The Port of Le Havre recorded strong financial results in 2018, putting it in a good position to carry out its ambitious €600m (US$677.8m) investment programme which includes the completion of Port 2000.
The increase in turnover to €195m (US$220.4m) is a result of the effectiveness of the pricing policy that has been set up, particularly with regard to the new public property policy adopted by the Port of Normandy.
Cash flow from operations has tripled in the last five years and exceeded the target set by the Port of Normandy’s strategic project at €55m (US$62.1m).
Cash flow-to-dept ratio (an indication of the number of years needed to repay debt) has also improved at three years in 2018 compared to 13 years in 2013.
Development of berths 11 and 12 of Port 2000 has been presented to the supervisory board for a decision in June 2019, made more attractive as traffic grew 2% year-on-year in 2018.
The large investment programme also includes river access to Port 2000 with work expected to begin in 2021 and the start of operations scheduled in 2023, as well as the development of a wind farm project.
Emmanuéle Perron, chair of the Port of Le Havre supervisory board, said: “I am pleased with the results achieved both in terms of traffic and financial matters…
“The good figures mean we can ‘make it’, that is to say, continue the operations undertaken in recent years and initiate new ones.”
Hinterland full container traffic at the port has been growing steadily for 10 years against a background marked by weak “containerisable” French foreign trade with countries outside of the EU (third countries).
This growth is attributed mainly to exports, in particular to North America (+54%) but also to Africa (+49%), South East Asia (+48%) and Central America (+38%).
At 50%, exports count for more of Haropa’s market share in France’s foreign trade with third countries than imports which is consistent with Le Havre’s position as “the last call for exports”.
Le Havre is chosen as a port of call as the last port for exports 3.5 times more than the first port for imports by transoceanic services.
The renewal of the offer of alliances on the main east-west trades has led to the resumption of imports since 2017.
Hervé Martel, the former managing director of the Port of Le Havre, has been appointed the head of the Seaport of Marseille as of April 15 2019.
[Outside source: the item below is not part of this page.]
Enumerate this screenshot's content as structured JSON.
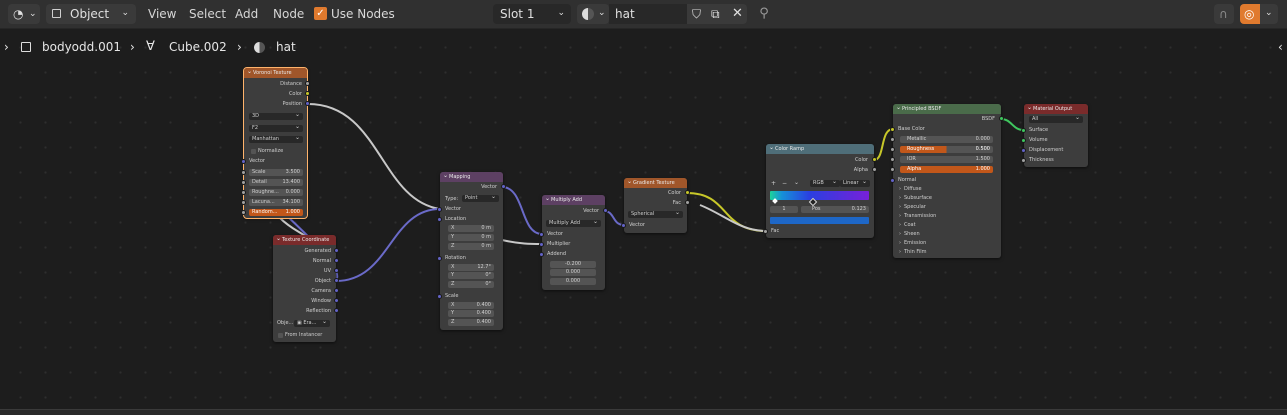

On the growth in traffic, Martel said: “The sharp increase in traffic since 2017 corresponds to services operated by the three major shipping alliances which have confirmed their confidence in the port of Le Havre.
“Their activity today represents 76% of our import flows and 54% of our export flows.”
Additionally, despite its delay, the Port of Le Havre has taken action to prepare for the exit of the United Kingdom from the EU with the common goal to accommodate and streamline traffic.
The port has doubled round trips by BAI 3 days a week, which started on March 30 2019, and Le Havre has taken every measure to be ready.
Perron added: “Our port is in good health today and ready to meet the challenges to ensure our development.”